Please see full U.S. Prescribing Information at www.beigene.com/PDF/BRUKINSAUSPI.pdf and Patient Information at www.beigene.com/PDF/BRUKINSAUSPPI.pdf.

BeiGene Oncology

BeiGene is committed to advancing best- and first-in-class clinical candidates internally or with like-minded partners to develop impactful and affordable medicines for patients across the globe. We have a growing R&D and medical affairs team of approximately 2,900 colleagues dedicated to advancing more than 100 clinical trials that have involved more than 14,500 subjects. Our expansive portfolio is directed predominantly by our internal colleagues supporting clinical trials in more than 45 countries and regions. Hematology-oncology and solid tumor targeted therapies and immuno-oncology are key focus areas for the Company, with both mono- and combination therapies prioritized in our research and development. BeiGene currently has three approved medicines discovered and developed in our own labs: BTK inhibitor BRUKINSA in the United States, China, the EU and U.K., Canada, Australia and additional international markets; and the non-FC-gamma receptor binding anti-PD-1 antibody tislelizumab as well as the PARP inhibitor pamiparib in China.

BeiGene also partners with innovative companies who share our goal of developing therapies to address global health needs. We commercialize a range of oncology medicines in China licensed from Amgen, Bristol Myers Squibb, EUSA Pharma and Bio-Thera. We also plan to address greater areas of unmet need globally through our other collaborations including with Mirati Therapeutics, Seagen, and Zymeworks.

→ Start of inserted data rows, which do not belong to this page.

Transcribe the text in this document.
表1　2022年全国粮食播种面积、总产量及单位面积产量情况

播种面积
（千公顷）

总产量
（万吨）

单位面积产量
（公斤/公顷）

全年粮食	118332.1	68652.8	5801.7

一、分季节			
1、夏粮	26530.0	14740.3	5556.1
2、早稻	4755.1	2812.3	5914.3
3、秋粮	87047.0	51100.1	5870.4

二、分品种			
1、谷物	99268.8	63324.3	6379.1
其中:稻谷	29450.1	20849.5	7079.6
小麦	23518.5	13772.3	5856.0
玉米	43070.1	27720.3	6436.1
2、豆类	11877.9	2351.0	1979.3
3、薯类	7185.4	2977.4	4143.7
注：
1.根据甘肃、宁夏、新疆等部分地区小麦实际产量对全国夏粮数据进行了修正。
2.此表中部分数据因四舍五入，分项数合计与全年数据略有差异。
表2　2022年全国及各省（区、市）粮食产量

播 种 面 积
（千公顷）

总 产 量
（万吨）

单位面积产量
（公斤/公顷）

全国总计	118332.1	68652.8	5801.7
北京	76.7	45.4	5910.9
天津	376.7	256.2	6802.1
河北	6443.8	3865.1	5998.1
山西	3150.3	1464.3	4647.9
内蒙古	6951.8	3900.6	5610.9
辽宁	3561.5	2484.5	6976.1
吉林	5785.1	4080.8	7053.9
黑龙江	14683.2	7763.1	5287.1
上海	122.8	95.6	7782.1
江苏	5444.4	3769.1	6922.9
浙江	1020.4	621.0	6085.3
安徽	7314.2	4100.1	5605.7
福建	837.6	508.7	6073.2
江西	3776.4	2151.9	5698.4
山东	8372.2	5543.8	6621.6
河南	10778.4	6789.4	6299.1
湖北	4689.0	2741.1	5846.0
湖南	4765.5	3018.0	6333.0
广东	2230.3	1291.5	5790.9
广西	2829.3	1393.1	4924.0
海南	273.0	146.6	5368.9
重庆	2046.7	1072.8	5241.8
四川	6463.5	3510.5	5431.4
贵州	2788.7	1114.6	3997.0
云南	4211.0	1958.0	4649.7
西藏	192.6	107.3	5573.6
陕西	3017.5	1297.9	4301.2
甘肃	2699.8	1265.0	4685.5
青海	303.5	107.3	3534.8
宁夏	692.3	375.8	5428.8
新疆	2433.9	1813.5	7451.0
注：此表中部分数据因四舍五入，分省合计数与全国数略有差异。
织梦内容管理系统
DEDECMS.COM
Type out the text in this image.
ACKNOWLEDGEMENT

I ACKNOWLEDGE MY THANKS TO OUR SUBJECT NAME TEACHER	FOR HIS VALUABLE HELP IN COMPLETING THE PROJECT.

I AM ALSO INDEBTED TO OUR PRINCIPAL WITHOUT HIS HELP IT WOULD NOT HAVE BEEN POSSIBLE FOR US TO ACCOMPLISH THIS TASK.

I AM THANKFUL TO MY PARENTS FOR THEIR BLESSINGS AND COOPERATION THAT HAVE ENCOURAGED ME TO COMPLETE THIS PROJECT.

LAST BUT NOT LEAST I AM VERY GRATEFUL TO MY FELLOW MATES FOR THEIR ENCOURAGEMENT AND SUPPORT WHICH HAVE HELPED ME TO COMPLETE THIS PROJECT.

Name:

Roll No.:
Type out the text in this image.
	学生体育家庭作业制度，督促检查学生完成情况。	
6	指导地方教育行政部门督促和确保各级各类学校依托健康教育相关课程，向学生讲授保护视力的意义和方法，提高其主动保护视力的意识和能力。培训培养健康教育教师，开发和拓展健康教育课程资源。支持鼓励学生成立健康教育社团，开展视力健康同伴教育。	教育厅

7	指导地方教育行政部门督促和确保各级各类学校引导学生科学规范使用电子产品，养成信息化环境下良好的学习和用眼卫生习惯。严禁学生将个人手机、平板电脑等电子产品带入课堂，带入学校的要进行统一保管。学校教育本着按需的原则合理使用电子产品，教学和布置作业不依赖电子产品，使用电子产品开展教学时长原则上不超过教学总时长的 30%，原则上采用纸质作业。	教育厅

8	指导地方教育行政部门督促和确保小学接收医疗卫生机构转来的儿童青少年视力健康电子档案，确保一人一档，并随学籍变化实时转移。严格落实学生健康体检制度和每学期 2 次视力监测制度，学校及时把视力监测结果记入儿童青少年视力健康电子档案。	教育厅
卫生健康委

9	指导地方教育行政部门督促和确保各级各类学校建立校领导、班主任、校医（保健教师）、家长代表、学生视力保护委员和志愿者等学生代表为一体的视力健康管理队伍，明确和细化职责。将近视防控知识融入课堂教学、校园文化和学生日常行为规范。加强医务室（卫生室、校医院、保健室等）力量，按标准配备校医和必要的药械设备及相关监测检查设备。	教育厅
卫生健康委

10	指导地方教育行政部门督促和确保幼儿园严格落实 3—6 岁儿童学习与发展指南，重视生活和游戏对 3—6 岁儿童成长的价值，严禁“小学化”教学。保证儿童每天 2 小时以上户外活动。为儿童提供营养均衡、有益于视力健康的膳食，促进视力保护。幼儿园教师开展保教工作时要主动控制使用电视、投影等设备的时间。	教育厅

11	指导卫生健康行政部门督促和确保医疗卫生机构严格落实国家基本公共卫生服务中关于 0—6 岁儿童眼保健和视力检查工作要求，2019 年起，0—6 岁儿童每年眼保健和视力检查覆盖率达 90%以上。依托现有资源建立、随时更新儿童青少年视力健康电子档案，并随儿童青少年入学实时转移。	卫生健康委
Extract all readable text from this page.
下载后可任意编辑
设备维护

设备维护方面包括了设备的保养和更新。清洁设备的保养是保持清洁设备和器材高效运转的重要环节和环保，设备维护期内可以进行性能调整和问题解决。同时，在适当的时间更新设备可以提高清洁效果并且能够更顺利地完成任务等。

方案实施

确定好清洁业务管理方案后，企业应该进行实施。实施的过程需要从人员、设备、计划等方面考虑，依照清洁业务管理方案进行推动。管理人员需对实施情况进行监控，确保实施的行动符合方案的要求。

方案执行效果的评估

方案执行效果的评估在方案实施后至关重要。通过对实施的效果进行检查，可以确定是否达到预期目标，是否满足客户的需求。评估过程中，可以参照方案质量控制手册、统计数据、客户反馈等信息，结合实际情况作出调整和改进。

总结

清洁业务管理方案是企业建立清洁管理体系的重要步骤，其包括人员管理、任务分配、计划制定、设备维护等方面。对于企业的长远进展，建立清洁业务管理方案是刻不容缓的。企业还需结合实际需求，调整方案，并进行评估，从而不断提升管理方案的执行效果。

In January 2021 BeiGene and Novartis announced a collaboration granting Novartis rights to co-develop, manufacture, and commercialize BeiGene’s anti-PD1 antibody tislelizumab in North America, Europe, and Japan. Building upon this productive collaboration, including a biologics license application (BLA) under FDA review, BeiGene and Novartis announced an option, collaboration and license agreement in December 2021 for BeiGene’s TIGIT inhibitor ociperlimab that is in Phase 3 development. Novartis and BeiGene also entered into a strategic commercial agreement through which BeiGene will promote five approved Novartis Oncology products across designated regions of China.